Footloose: The Musical At The Peacock until Saturday 30th September
Review by Rosalind Freeborn
It’s hard to believe that it was 33 years ago that the film of Footloose broke all cinema records with its popularity and got millions of people around the world tapping their toes to the catchy title song.
The production at the Peacock, which has been touring the UK, returns to the West End for a short run – until the end of September – and brings a shot of high energy entertainment to London.
It has to be said that the actual story is gossamer thin – the teenage Ren and his newly divorced mother have to leave the big city and bright lights of Chicago and live with an uncle and aunt in the sleepy country town of Bomont where dancing and jollity have been banned. You can see where this is going. The theme is rather reminiscent of those films with Judy Garland and Mickey Rooney were put upon youngsters fight their way out of a difficult situation by…. yes, putting on a show!
There is much to commend in this production, not least the extreme talent of the young cast who have to sing, dance, play instruments live on stage and act. It’s a huge ask but it does provide opportunities for some outstanding performances. Ren is played by a bouncy Joshua Dowen, who brings elements of pathos to his role, especially when expressing his sorry at his father’s abandonment; he rises to the role of lead spokesman for teenagers who want to have fun and vigorously lobbies the town’s establishment to allow dance to return and for kids to express themselves. He is ably supported by Hannah Price who plays the Reverend’s racy daughter, Ariel, who longs for freedom.
But the standout performance of the night is from Gareth Gates. Having risen to fame by being a finalist in the very first Pop Idol talent show on television, in 2002, he has become a seasoned actor, singer, dancer and musician. He brings a much-needed comedy to the piece – amongst the rather worthy youngsters – and makes a jaw-dropping transformation from overalls-wearing, toothpick chewing village idiot, Willard, into a bare-chested, shades-wearing hunk all torso-twisting with glistening skin and knowing smiles. The audience clearly approved, bringing uproar to the theatre. And his character continued his development by emerging from simple soul to thoughtful contributor to the bid to reinstate dancing in Bowood. The scene where he ‘learns’ to dance, is comedy and theatre gold.
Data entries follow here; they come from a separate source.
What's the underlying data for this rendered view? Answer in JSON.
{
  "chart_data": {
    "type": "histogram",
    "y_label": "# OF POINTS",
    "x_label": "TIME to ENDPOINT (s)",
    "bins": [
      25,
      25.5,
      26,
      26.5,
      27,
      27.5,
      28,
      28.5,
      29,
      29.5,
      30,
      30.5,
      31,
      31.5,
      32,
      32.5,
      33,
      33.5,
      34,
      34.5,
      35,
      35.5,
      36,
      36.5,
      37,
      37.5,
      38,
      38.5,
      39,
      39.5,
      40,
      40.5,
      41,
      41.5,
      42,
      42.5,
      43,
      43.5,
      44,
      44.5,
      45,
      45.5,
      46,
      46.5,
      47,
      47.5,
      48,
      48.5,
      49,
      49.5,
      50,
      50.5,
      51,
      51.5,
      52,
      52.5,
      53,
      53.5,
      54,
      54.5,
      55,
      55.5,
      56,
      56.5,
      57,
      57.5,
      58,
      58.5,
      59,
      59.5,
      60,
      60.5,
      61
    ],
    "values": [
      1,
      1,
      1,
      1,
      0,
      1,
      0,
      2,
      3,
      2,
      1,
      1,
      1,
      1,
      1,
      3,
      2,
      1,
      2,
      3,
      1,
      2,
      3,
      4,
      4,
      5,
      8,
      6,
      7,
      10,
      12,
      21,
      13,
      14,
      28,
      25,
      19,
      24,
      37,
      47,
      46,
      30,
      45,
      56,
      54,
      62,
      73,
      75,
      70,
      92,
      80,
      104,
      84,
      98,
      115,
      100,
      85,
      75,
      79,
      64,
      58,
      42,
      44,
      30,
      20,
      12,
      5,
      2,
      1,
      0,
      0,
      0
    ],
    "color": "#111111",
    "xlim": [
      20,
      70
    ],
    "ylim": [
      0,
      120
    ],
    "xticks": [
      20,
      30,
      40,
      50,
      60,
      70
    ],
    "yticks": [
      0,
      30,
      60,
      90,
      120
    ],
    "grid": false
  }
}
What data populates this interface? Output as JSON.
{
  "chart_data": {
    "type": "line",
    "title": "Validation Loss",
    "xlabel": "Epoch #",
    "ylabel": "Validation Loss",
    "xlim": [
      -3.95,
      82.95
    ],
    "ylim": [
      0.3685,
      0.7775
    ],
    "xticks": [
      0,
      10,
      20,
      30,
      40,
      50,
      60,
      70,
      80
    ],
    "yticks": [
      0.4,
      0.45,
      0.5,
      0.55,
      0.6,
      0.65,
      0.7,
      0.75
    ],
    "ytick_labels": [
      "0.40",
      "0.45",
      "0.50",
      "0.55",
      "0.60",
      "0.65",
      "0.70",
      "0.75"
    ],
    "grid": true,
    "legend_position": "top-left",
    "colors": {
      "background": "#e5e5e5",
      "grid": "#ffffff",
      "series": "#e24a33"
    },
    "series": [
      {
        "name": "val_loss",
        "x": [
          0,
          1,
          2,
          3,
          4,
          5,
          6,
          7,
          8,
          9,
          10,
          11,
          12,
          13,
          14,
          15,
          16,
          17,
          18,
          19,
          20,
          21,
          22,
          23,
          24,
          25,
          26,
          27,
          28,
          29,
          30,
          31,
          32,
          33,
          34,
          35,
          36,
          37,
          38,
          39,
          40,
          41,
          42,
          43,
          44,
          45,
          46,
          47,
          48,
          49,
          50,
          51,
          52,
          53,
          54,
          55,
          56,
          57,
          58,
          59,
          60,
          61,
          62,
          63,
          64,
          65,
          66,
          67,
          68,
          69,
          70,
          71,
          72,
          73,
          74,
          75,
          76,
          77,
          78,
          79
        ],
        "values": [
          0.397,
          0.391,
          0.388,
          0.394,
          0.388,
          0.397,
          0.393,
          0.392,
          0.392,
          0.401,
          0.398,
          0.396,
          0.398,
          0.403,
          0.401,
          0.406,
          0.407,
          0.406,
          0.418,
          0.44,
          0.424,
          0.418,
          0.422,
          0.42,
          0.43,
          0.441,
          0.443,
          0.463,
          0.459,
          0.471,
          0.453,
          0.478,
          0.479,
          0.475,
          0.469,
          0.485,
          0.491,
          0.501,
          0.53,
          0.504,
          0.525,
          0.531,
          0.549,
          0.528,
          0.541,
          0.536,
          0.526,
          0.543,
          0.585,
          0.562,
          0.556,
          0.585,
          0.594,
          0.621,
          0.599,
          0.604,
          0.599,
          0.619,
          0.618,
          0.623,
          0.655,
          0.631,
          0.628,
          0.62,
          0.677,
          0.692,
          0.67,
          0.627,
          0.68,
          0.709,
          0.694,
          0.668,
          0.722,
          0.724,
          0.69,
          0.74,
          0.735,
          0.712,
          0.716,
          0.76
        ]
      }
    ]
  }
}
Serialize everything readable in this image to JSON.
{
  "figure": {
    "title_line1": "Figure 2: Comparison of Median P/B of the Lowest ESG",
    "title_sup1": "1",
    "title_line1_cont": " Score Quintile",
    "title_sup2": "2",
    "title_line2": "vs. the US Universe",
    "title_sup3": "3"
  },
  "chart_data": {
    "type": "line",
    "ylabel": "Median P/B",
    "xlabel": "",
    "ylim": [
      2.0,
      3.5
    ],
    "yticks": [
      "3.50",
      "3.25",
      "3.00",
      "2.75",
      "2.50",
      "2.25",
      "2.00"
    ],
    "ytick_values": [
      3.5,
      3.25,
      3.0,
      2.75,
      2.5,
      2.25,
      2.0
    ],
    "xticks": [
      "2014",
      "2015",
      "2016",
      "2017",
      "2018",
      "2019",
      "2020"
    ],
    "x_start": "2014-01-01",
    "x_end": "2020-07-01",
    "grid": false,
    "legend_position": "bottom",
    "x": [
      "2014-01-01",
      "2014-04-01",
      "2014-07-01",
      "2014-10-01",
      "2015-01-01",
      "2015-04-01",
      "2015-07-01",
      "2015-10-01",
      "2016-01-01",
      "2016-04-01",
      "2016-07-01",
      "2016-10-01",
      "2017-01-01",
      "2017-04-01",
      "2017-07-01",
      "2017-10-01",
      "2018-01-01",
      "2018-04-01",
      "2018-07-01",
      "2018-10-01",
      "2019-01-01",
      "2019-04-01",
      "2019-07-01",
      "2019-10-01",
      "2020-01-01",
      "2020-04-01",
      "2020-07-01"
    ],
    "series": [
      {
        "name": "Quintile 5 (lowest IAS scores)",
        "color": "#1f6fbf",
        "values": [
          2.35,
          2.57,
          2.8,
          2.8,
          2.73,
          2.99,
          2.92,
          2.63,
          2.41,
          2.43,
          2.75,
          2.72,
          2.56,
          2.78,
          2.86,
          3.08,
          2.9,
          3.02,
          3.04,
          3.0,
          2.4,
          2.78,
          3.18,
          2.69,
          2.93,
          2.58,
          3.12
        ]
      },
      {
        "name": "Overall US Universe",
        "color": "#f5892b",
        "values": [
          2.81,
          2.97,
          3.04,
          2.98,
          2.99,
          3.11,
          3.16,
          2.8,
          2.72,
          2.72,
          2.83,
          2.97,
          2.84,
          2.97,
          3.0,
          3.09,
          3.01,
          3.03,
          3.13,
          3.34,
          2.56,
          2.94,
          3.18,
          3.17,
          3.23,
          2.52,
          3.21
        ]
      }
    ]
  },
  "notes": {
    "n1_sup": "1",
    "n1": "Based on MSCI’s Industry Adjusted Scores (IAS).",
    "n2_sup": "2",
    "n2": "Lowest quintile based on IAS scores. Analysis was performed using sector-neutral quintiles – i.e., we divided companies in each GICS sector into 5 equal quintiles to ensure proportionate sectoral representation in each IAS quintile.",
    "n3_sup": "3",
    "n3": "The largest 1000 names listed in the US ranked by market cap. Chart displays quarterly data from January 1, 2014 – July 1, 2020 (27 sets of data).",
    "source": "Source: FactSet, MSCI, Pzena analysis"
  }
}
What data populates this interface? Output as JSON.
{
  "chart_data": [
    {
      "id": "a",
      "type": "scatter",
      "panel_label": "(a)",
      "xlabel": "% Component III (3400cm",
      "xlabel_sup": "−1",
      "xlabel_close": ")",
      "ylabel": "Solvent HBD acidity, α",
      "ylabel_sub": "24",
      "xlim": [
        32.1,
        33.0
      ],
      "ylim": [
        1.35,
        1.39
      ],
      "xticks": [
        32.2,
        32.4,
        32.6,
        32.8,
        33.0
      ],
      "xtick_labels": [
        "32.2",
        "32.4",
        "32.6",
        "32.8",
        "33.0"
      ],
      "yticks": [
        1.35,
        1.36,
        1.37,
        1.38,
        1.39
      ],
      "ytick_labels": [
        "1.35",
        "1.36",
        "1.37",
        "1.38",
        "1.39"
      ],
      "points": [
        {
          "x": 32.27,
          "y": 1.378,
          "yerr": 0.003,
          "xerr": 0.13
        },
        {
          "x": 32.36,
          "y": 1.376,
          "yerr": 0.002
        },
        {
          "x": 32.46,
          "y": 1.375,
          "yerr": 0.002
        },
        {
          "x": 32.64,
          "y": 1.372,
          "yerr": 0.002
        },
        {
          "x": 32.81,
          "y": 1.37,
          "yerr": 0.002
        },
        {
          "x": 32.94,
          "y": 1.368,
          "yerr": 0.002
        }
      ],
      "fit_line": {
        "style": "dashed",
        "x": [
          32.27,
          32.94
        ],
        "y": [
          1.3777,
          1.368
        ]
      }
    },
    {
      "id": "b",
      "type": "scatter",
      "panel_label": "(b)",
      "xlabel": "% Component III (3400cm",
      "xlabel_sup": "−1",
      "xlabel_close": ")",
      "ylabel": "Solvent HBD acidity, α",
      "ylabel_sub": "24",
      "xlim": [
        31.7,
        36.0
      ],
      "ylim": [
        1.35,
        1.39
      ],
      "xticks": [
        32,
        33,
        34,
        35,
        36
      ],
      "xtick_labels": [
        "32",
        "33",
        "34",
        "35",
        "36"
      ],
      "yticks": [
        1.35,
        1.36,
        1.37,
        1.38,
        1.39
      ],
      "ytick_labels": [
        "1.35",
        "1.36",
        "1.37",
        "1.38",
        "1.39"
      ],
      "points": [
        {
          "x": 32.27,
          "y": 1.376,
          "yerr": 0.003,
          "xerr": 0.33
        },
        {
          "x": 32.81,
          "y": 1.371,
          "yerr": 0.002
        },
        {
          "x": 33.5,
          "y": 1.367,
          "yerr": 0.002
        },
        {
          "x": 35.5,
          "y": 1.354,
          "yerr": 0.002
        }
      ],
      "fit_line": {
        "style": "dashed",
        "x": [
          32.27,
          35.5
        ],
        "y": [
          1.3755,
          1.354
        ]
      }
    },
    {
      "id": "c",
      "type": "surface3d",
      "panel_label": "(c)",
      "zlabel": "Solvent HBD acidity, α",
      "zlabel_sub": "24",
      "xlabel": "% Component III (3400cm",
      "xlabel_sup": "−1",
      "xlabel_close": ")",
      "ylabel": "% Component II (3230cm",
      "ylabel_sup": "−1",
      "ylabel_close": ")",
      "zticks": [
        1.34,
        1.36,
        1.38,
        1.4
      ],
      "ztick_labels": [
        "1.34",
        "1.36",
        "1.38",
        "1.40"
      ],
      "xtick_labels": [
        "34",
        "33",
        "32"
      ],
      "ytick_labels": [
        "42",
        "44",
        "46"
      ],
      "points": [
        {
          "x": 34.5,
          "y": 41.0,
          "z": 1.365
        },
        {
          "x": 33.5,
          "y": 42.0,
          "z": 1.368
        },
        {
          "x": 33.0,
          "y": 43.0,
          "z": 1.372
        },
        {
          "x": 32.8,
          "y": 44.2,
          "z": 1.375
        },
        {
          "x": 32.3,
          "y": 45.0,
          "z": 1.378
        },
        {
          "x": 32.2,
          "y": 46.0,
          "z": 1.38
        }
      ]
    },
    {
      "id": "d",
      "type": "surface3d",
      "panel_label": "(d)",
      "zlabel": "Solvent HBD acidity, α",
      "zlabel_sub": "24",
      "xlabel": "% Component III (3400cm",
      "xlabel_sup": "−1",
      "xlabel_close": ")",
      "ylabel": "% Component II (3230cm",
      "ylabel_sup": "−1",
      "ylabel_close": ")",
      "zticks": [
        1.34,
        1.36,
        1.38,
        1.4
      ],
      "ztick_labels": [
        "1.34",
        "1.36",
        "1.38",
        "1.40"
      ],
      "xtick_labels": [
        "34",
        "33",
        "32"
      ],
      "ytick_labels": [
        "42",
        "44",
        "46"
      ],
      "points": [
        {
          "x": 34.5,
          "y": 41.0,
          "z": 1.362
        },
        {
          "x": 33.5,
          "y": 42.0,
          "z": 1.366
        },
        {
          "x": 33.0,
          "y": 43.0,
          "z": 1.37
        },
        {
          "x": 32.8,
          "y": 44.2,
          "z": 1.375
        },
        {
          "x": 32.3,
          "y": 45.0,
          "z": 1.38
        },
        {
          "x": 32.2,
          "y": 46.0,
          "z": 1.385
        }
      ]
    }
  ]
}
Coleen Nolan (of the Nolan Sisters) is Vi, the downtrodden, emotionally repressed wife of the Reverend. In Learning to be Silent, her voice blends beautifully with her daughter, Ariel and Ethel, Ren’s mother, played by Lindsay Goodhand.
Impressive support is provided by Laura Sillett as Rusty – daffy schoolgirl mad about the monosyllabic Willard – Gracie Lai as the more serious Urleen and particular praise must go to Emma Fraser who, as Wendy-Jo, brought real character and wit to her role. The girlfriends work magnificently together in the ‘Holding Out for a Hero’ number combining dance, song and expert musicianship to create a true showstopper.
Footloose: The Musical is huge fun and a bit like eating candy floss. It would work brilliantly as a Christmas pantomime show and is guaranteed to ensure audiences stream out the theatre humming the tunes and tapping those feet.